In fact, there is much sympathy for Shah among some quarters for what they see as his very “desi” or “country” ways. “He did not speak fancy English, was not suave, and competitors were suspicious and even contemptuous of him,” said an official. He was admired in his office for his sharpness, for his memory and prodigious capacity for hard work. He was equally feared for his brusque and authoritarian ways and this actually did him in, because as aconsequence he was surrounded by a coterie of yes-men rather than people who spoke their minds. And these yesmen oiled the wheels while he drove up the garden path, said sources.

His sympathisers also felt the established exchanges did their level best to see his equity exchange project (MCX-SX) took off only after a very long battle with regulators. “It is not that we were afraid of competition,” said the former senior official of one of the established exchanges. “We feared Shah’s practices.”

That few disputed. Shah craved lightning success in everything and was a man in such a savage hurry that he pressured his executives immensely, not minding if rules were bent here and there.
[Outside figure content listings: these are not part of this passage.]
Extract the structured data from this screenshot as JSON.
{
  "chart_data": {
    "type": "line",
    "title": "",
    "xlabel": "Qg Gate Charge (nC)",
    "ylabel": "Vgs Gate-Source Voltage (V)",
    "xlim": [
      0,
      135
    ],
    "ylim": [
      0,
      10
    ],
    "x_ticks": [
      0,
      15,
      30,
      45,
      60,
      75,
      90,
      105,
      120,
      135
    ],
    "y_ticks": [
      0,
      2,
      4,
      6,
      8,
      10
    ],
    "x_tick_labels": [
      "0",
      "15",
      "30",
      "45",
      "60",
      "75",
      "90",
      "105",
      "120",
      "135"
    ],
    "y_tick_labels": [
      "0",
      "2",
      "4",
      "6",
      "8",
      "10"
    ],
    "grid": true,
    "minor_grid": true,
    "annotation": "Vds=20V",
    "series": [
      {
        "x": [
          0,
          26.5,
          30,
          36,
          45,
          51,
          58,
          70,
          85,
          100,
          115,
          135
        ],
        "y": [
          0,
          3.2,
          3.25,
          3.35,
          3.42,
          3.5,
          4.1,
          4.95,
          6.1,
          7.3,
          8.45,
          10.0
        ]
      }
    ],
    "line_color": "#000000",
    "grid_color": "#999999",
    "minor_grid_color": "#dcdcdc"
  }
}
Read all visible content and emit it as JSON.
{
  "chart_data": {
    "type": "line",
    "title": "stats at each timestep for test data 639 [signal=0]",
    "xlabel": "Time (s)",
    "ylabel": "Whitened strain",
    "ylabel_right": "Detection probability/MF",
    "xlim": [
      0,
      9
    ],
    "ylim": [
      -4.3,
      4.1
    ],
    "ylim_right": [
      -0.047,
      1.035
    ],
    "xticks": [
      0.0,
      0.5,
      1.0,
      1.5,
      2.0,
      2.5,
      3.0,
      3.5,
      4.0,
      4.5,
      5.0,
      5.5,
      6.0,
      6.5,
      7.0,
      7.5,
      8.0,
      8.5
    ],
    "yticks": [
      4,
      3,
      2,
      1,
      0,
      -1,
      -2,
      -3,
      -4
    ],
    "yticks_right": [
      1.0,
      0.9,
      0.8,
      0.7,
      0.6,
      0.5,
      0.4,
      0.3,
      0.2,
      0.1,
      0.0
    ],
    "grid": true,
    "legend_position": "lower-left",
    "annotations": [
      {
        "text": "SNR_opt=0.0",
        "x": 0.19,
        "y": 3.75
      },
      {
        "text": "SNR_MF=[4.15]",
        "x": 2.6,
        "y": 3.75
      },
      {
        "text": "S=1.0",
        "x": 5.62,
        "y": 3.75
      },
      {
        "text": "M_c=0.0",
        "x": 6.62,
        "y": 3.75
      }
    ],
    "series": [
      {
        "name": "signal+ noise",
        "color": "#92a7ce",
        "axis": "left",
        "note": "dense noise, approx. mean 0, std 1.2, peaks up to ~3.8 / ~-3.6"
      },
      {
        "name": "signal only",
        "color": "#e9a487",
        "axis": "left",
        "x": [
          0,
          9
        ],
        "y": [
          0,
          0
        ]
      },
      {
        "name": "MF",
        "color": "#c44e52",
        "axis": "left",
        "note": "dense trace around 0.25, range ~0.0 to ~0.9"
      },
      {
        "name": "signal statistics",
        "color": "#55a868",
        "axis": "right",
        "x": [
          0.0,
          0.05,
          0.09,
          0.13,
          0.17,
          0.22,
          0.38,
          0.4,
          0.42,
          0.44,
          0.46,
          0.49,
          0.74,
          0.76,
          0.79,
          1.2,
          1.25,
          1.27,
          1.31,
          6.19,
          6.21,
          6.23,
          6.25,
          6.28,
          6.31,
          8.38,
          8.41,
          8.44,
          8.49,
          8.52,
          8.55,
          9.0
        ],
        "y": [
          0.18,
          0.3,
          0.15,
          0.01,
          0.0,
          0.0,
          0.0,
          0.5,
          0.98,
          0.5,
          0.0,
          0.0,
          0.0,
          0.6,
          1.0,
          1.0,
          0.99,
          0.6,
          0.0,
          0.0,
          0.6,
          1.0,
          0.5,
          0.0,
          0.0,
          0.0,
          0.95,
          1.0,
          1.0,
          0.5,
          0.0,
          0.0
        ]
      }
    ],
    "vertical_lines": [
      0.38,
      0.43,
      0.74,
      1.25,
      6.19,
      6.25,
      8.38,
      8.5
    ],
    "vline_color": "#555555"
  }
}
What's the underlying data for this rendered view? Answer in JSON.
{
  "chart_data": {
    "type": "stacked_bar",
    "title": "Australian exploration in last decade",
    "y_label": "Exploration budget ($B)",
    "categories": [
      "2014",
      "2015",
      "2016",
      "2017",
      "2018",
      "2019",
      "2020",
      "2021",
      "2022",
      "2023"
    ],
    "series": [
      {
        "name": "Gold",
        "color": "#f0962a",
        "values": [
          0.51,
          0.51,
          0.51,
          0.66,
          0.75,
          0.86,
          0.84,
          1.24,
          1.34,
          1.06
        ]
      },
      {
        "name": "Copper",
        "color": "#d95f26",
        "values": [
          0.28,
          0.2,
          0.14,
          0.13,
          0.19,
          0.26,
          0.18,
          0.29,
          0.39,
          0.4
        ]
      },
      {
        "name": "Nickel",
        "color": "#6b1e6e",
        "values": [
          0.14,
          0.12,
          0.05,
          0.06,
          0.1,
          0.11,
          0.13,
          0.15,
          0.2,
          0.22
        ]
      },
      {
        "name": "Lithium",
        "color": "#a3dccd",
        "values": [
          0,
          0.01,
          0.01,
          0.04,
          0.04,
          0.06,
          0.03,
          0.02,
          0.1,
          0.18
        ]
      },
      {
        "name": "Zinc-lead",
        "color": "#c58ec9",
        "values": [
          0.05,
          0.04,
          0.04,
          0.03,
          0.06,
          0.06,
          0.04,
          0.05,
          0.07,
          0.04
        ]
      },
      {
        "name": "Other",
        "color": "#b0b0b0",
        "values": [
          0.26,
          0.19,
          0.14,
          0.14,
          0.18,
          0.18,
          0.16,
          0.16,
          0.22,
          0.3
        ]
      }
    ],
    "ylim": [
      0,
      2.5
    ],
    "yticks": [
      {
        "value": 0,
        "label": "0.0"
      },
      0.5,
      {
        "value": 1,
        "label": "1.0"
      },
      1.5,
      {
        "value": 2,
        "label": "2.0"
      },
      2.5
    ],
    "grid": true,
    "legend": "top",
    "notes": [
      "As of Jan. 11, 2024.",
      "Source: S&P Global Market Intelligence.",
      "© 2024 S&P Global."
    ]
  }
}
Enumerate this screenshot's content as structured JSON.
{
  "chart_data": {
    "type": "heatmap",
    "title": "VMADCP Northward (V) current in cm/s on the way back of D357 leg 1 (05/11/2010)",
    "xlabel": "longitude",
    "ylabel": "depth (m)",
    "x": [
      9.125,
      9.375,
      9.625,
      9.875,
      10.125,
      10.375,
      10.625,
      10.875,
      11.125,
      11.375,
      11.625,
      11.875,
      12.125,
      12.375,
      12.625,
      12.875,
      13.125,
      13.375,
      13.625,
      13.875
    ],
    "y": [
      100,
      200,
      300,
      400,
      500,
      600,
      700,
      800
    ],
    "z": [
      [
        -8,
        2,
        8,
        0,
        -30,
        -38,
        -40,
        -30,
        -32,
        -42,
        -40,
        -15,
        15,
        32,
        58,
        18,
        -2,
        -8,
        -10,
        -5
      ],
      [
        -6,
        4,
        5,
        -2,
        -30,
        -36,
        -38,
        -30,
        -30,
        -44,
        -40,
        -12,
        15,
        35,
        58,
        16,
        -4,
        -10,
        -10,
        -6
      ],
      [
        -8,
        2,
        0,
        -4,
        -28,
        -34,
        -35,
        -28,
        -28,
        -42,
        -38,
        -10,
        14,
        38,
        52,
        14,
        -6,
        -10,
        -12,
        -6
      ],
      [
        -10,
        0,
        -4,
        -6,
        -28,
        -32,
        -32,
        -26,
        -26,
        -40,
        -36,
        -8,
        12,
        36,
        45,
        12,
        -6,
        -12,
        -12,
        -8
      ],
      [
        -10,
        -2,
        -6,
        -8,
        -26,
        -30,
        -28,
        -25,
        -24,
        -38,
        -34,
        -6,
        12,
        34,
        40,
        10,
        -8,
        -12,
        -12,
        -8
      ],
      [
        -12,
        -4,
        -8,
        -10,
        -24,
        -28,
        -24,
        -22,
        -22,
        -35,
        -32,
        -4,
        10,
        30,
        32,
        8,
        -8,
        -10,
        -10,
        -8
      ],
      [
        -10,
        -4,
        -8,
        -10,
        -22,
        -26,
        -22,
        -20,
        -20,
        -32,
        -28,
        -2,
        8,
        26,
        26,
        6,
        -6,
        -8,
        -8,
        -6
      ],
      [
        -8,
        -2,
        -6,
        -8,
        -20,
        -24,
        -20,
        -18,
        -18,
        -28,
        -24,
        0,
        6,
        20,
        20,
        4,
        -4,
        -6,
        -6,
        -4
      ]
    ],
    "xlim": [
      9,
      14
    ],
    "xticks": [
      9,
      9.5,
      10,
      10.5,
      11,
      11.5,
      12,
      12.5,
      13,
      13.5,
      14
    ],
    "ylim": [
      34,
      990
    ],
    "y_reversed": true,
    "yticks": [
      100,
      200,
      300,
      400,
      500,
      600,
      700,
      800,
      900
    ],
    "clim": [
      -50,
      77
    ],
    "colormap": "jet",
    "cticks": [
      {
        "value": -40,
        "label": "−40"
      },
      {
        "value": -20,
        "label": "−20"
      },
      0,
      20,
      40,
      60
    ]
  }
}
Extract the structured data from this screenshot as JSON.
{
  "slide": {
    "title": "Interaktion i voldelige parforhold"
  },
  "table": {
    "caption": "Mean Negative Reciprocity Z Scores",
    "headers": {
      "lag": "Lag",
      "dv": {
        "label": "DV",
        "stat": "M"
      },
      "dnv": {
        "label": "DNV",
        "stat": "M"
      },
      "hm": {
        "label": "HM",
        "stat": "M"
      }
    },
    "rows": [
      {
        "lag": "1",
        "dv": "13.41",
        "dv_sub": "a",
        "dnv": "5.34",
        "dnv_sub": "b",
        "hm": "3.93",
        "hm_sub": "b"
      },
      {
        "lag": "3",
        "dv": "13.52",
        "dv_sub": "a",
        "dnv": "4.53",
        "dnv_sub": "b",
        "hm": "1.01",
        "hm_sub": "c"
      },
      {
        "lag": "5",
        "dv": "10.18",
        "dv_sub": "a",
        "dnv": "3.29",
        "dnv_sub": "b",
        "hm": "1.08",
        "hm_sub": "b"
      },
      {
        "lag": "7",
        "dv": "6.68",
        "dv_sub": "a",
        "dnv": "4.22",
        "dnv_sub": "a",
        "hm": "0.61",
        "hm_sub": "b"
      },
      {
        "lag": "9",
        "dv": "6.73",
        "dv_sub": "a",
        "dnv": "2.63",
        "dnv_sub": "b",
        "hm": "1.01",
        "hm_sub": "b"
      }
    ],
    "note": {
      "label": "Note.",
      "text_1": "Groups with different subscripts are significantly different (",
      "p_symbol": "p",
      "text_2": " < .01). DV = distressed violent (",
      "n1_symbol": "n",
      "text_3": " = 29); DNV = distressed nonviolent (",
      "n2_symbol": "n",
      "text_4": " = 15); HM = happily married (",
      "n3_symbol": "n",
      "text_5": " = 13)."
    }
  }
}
Finally, his bulldozing success just crashed into a wall.

The scam

Thousands of investors bought commodities on the NSEL platform from borrowers who said they had stocked commodities with NSEL which had given them warehouse receipts in acknowledgment. This was done using paired contracts offering 25 and 35 day settlements that were actually not allowed to a spot exchange. When authorities stopped these contracts, the borrowers defaulted. The exchange could not sell the commodities to pay off investors, because there weren’t any commodities, as the warehouse receipts were forged.